We could have avoided the whole thing if our politics weren't so shabby.
This is familiar territory; Taibbi is accurately describing most war movies of recent decades, especially the ones that didn't make any money. Just the fact that a war movie makes
money is sure to mean that a lot of unwashed Americans liked it, and you know what that means about the purity of its politics. It's not what war movies used to be like, though. Nor am I referring to a Golden Age of rah-rah agitprop. Our culture used to have no problem generating a whole range of war movies that adopted the full spectrum of judgments about human life in the midst of a military conflict, from "Casablanca" to "The Longest Day" to "A Bridge Too Far" to "The Great Escape" to "The Bridge on the River Kwai." Some had straightforward bad guys and heroes. Generally the bad guys were our military enemies, but they might also be corrupt or cowardly or incompetent REMFs. Sometimes the heroes were unambiguously successful warriors, like Chuck Norris or John Wayne. Other heroes were dark or conflicted, but few enjoyed the approval of their directors while identifying outright with with foreign cultures at the expense of their homelands--"Lawrence of Arabia" being an unusual example.

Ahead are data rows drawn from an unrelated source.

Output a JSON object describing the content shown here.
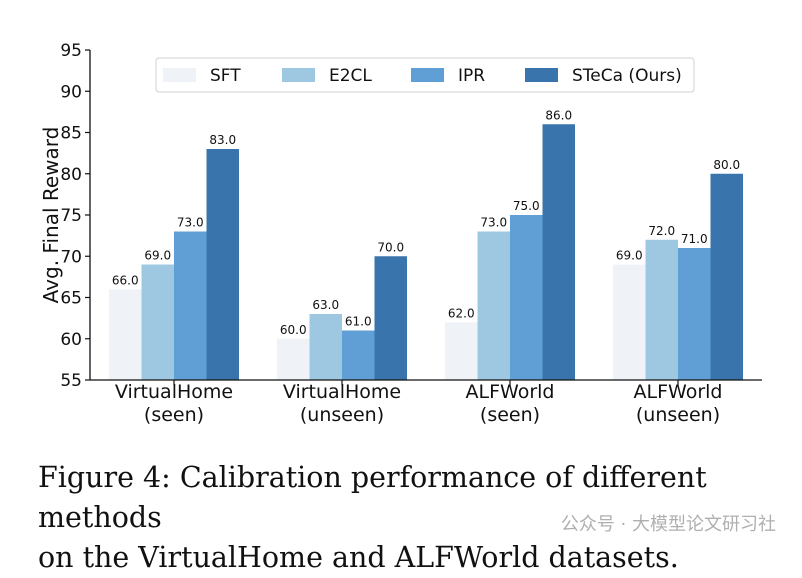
{
  "chart_data": {
    "type": "bar",
    "ylabel": "Avg. Final Reward",
    "xlabel": "",
    "ylim": [
      55,
      95
    ],
    "yticks": [
      55,
      60,
      65,
      70,
      75,
      80,
      85,
      90,
      95
    ],
    "grid": false,
    "legend_position": "top",
    "categories": [
      [
        "VirtualHome",
        "(seen)"
      ],
      [
        "VirtualHome",
        "(unseen)"
      ],
      [
        "ALFWorld",
        "(seen)"
      ],
      [
        "ALFWorld",
        "(unseen)"
      ]
    ],
    "series": [
      {
        "name": "SFT",
        "color": "#eff3f8",
        "values": [
          66.0,
          60.0,
          62.0,
          69.0
        ],
        "labels": [
          "66.0",
          "60.0",
          "62.0",
          "69.0"
        ]
      },
      {
        "name": "E2CL",
        "color": "#9ec8e2",
        "values": [
          69.0,
          63.0,
          73.0,
          72.0
        ],
        "labels": [
          "69.0",
          "63.0",
          "73.0",
          "72.0"
        ]
      },
      {
        "name": "IPR",
        "color": "#5f9fd5",
        "values": [
          73.0,
          61.0,
          75.0,
          71.0
        ],
        "labels": [
          "73.0",
          "61.0",
          "75.0",
          "71.0"
        ]
      },
      {
        "name": "STeCa (Ours)",
        "color": "#3a74ad",
        "values": [
          83.0,
          70.0,
          86.0,
          80.0
        ],
        "labels": [
          "83.0",
          "70.0",
          "86.0",
          "80.0"
        ]
      }
    ]
  },
  "caption": {
    "line1": "Figure 4: Calibration performance of different methods",
    "line2": "on the VirtualHome and ALFWorld datasets."
  },
  "watermark": "公众号 · 大模型论文研习社"
}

Until quite recently, it was rare for an American film about any war to focus relentlessly on the horror experienced by our enemies in war zones, with the dramatic assumption that the violence meted out by the U.S. was an inexplicable bolt from the blue; offhand I can remember only "Slaughterhouse Five." Before the Vietnam War, few American movies adopted the position that all wars are equally evil or misguided for all countries concerned, "M.A.S.H." (ostensibly about the Korean War, but really about Vietnam) probably being the first popular offering in that genre. Once that precedent was set, it would become almost unheard of to make a movie about guys who go off to war in a just cause, sacrifice a great deal, win, and come home. In part that may be because, once the nuclear age began, we no longer had a cultural assumption that a war could be fought to a decisive conclusion without precipitating global war and the destruction of the Earth. The wars all seemed to dribble off into an ambiguous standoff, or a withdrawal of U.S. forces followed by a degeneration of the former theater of war into a killing field from which we largely averted our eyes.
I wonder if we'll ever again see a Hollywood offering that takes a clear look at a horrible eruption of human wickedness followed by the determined use of military power to halt it in its tracks and root it out. At this point, Hollywood can't ever bear to treat the destruction of Nazi Germany without irony. Would anyone today make a movie like "The African Queen," in which two noncombatants discover their buried patriotism and risk everything to strike a blow against the enemies of their respective countries?